Chattanooga Film Festival 2025 Coverage
Noclip 2: Return to Lunchland review
Once more into the breach, dear friends.
Festival movie reviews will not contain spoilers.

Noclip 2: Return to Lunchland
Directed by Gavin Charles and Alex Conn
Written by Gavin Charles and Alex Conn
Starring Alex Conn and Gavin Charles
Noclip 2: Return to Lunchland Review
I don’t know if Noclip 2 is the most or least surprising sequel ever made. On one hand, didn’t we say all there was(n’t) to say in Noclip? On the other hand, it’s two guys walking around empty hallways for an hour. I’m almost surprised that there aren’t thirty of them. Perhaps, one day, there will be. The appeal to people who find videos of people walking through empty malls is still on full display here. Comparing a film to a YouTube video isn’t the highest praise…but it gives you some idea of what to expect.

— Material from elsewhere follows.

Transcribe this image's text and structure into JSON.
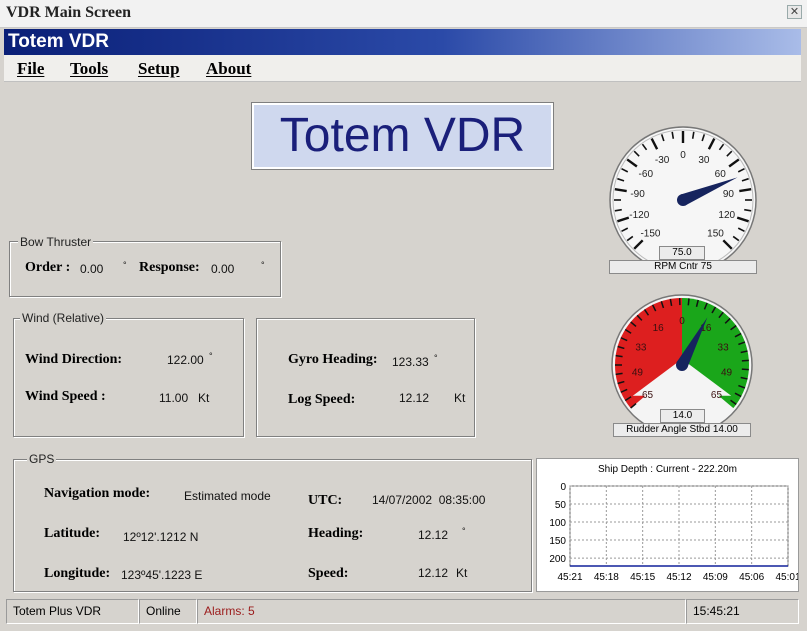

It’s only been about a year since I reviewed Noclip. In that review I referred to it as more of an experiment than a film. Noclip 2: Return to Lunchland (which we will simply refer to as Noclip 2 going forward to preserve my sanity) is the same experiment. Two friends search out liminal spaces and end up in some slightly trippy places. I didn’t understand its purpose then…and I don’t understand its purpose now. But I will happily argue in favor of its existence once again.
Of course, reviewing a movie like Noclip 2 is slightly more difficult than reviewing a standard narrative feature. When I say that it’s an hour (and change) spent watching two people walk around empty hallways…that’s (pretty much) exactly what it is. Nothing is going to pop out of the darkness. There’s no ultimate destination…at least not one we’re meant to understand. There is, however, something a bit more poignant and, frankly, sad about some of the places Noclip 2 journeys to.
In my review of the original film, I talked about how a mall setting is the appropriate place for a movie about empty and abandoned spaces. Noclip 2 returns to the concept…but expands it to include more than the seemingly disconnected hallways behind the once bustling complexes. Now the stores are just as empty. The movie theater sits dormant, silent, and still. The liminal spaces are expanding. Out of the creepy corners and into what the world we’ve left behind.
The result of the expanded locales should be obvious. While a strange corridor with little purpose may be interesting…movie theaters and stores hold a more personal and emotional connection. These are places we used to go…used to love. Places we practically lived some days. How these places physically connect now that the world has left them behind is where Noclip 2 comes in.
Wandering around these spots, the two stoners (Alex Conn and Gavin Charles) find it difficult to follow. We’re still getting lost in the mall…just not in the same ways we did before the internet made shopping something you didn’t need to get up for. Don’t go into Noclip 2 expecting large character arcs…or much development for these returning characters. It’s still an experiment. The laws of narrative film need not apply.
Noclip 2 expands the boundaries of these liminal spaces. The routes are more interesting…including what appears to be a cave system. The same trippy camera tricks used in the first film return here…though not often enough to be distracting. Things that shouldn’t be connected are…like the friends are trapped in a magical maze. Whether they ever make it out is as close as Noclip 2 has to a narrative direction. Maybe they do…maybe they’re trapped forever. Maybe we’ll abandon more places and it’s coming for us all. Whatever the reading…I’m pot committed at this point. Bring on a trilogy.
Scare Value
If you enjoyed Noclip, I can’t imagine a reason you wouldn’t enjoy Noclip2: Return to Lunchland. That may sound like a backhanded compliment. Perhaps it is one. I was at a loss last year when I watched the first version of this experiment. Noclip2 doesn’t make a new or more persuasive argument for itself. But I can also say, without hesitation, that I’d happily watch a third experiment in what would be the most unlikely franchise in cinema. Like the characters in Noclip 2, I have no idea if I understand what the point is. But I’ll keep wandering the empty halls looking for it with them.